I want to split multiple bam files to pre-determined number of smaller bam files. I do not know how to specify the output because the number of smaller bam files is variable depending on which samples I am splitting.
I have read https://bitbucket.org/snakemake/snakemake/issues/865/pre-determined-dynamic-output
I do not see how checkpoint is helping me in my case.
SAMPLE_cluster = { "SampleA" : [ "1", "2", "3" ], "SampleB" : [ "1" ], "SampleC" : [ "1", "2" ] }
rule split_bam:
input: "{sample}.bam"
output: expand("split_bam/{{sample}}_{cluster_id}.bam", cluster_id = ?)
shell:
"""
split_bam {input} {output}
"""
rule index_split_bam:
input: "split_bam/{sample}_{cluster_id}.bam"
output: "split_bam/{sample}_{cluster_id}.bam.bai"
shell:
"""
samtools index {input}
"""
A for loop works for me as in the link above, but the anonymous rule annoys me.

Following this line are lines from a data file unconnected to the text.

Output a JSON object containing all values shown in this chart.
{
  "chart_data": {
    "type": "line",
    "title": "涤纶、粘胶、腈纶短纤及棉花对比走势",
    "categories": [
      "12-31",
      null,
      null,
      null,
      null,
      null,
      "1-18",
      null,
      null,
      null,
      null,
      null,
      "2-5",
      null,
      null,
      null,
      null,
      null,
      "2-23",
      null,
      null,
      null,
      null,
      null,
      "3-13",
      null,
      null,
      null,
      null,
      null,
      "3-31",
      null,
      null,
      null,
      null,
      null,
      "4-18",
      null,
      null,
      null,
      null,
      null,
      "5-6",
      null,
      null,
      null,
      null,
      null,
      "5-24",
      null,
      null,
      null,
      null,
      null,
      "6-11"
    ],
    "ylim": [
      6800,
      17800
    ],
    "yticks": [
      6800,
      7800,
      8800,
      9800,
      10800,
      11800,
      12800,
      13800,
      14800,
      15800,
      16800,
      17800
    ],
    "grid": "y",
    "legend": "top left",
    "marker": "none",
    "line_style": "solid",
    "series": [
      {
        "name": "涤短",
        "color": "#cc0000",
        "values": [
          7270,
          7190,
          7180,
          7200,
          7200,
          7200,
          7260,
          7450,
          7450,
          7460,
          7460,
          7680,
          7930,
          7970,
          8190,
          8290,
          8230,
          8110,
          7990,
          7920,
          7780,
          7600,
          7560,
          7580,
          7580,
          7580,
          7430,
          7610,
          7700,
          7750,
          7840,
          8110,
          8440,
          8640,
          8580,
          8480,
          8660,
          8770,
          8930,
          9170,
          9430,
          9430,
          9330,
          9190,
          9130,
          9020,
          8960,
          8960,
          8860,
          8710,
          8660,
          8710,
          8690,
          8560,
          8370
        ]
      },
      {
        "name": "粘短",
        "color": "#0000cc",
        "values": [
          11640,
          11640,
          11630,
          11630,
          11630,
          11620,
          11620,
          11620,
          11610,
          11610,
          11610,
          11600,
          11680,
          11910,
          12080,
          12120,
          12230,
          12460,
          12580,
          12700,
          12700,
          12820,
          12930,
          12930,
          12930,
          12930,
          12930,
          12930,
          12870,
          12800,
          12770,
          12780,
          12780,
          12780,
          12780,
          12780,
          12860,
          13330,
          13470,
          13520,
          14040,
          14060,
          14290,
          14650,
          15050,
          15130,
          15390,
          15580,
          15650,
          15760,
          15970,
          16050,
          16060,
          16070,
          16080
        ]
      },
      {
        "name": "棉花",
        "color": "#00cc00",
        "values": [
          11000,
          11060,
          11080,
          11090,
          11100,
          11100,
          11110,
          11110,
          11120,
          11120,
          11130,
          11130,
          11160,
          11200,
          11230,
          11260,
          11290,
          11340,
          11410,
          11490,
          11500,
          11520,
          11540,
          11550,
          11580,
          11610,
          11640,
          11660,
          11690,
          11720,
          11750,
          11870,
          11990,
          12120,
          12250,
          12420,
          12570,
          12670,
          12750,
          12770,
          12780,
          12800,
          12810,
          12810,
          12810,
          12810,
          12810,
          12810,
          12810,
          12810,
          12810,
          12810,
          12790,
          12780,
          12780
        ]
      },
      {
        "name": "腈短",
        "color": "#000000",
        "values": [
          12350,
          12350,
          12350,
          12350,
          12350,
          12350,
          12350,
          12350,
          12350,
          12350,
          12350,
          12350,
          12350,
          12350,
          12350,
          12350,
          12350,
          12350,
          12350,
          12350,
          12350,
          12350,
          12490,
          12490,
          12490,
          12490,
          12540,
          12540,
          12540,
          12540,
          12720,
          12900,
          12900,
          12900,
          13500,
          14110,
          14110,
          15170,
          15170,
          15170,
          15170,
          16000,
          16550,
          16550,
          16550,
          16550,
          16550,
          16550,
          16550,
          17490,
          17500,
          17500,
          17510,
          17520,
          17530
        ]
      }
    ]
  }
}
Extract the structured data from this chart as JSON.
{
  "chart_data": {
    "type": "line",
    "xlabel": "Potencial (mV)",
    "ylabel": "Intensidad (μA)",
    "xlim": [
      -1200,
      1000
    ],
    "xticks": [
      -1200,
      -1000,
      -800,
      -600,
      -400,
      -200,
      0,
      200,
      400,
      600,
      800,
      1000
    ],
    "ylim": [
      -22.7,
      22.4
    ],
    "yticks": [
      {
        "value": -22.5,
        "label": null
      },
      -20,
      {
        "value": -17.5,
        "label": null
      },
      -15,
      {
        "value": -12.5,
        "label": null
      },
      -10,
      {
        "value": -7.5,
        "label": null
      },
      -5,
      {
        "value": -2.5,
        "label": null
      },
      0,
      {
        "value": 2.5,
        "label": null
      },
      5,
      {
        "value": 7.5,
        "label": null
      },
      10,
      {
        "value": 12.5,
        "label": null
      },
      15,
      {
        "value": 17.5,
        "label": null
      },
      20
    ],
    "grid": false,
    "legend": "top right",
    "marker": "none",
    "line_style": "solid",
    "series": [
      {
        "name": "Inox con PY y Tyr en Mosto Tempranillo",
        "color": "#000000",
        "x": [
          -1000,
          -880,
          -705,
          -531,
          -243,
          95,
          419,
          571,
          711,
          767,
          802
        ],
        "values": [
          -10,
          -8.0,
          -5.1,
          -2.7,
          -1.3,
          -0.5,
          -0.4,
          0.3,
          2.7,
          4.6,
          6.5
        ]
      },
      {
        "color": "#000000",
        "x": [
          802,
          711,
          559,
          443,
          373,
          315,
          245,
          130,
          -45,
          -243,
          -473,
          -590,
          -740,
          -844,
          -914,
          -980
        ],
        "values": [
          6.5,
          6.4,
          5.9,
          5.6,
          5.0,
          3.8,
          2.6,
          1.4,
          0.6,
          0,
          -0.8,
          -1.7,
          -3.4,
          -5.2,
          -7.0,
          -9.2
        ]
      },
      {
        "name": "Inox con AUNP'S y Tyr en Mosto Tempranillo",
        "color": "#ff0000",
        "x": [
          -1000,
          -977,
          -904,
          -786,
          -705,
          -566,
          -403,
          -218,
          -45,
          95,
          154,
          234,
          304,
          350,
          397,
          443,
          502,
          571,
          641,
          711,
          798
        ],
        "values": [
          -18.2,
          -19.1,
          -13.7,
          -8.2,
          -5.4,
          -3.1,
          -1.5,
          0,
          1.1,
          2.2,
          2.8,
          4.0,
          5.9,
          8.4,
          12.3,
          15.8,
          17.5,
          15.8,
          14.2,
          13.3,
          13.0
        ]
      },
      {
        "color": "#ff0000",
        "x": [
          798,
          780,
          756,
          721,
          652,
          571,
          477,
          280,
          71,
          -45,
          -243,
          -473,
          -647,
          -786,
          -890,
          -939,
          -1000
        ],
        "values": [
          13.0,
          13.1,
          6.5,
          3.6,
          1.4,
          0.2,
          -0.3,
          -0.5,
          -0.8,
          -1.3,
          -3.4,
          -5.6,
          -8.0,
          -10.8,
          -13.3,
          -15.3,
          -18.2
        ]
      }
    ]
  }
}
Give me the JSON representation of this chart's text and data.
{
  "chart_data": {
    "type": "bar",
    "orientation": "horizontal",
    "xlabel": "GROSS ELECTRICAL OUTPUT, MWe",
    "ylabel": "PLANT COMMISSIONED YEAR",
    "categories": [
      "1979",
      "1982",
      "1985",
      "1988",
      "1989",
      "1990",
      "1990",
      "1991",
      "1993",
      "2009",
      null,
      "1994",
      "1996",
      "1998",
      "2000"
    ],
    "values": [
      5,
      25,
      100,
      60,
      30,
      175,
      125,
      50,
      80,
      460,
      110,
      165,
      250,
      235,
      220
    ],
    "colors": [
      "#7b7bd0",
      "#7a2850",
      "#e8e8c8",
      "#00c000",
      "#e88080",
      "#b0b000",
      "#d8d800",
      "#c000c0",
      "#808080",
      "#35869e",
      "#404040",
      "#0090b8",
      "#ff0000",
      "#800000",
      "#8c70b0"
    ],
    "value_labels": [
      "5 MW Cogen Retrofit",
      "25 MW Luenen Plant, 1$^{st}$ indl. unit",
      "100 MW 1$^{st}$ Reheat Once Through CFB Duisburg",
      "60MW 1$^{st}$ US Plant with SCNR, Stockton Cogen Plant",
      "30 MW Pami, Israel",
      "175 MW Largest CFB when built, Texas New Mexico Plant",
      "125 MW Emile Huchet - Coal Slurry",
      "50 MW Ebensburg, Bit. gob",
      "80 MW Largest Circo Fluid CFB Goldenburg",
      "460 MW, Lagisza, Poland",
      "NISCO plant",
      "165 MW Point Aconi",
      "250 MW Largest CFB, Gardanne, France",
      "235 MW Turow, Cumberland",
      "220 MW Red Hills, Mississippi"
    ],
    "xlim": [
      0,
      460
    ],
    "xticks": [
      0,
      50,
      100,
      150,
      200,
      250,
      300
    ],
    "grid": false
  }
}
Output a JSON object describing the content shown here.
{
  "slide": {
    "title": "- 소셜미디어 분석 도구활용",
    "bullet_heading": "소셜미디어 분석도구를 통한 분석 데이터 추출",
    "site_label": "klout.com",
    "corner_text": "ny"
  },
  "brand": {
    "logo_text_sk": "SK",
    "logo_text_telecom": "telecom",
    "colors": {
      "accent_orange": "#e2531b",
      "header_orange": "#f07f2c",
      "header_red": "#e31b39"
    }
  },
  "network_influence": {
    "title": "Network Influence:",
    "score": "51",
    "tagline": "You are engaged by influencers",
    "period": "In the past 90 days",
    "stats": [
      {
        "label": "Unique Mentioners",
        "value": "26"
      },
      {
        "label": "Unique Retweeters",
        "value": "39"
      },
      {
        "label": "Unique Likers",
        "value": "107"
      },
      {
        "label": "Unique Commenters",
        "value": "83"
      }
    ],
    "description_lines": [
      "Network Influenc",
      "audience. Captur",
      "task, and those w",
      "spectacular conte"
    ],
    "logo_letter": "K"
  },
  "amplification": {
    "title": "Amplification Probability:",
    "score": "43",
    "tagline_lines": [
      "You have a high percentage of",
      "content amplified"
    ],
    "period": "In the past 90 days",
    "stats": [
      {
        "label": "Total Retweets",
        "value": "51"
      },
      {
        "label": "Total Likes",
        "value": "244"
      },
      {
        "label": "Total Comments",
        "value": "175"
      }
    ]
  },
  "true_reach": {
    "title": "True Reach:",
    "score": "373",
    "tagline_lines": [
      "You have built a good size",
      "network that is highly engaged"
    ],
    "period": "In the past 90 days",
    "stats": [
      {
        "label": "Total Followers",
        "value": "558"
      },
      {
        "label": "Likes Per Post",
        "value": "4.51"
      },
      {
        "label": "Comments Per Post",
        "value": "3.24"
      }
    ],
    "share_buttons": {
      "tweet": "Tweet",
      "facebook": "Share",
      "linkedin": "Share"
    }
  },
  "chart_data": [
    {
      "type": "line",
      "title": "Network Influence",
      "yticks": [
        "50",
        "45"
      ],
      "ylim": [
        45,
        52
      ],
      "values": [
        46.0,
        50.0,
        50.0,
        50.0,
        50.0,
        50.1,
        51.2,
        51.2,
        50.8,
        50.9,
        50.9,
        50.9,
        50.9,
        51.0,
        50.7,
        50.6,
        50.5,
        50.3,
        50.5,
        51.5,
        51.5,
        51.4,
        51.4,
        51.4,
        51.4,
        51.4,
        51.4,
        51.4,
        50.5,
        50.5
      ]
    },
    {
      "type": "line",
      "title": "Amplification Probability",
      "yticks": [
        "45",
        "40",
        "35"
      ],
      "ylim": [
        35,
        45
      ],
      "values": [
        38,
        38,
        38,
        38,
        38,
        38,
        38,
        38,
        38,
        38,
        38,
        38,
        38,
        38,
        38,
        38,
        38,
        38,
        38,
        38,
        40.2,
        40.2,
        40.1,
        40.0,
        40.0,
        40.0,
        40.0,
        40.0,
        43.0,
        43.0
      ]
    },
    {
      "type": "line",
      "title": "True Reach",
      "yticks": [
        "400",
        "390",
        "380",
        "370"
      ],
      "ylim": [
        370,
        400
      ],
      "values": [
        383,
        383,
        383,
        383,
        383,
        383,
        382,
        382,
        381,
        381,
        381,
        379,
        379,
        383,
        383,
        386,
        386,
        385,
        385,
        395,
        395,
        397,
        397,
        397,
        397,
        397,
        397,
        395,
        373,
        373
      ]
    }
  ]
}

How to specify the output for the split_bam rule? I have read Snakemake: unknown output/input files after splitting by chromosome this works because the number of chromosomes is fixed for a single sample. If there are multiple samples and the number of chromosomes is different for different samples, it will be similar to my problem.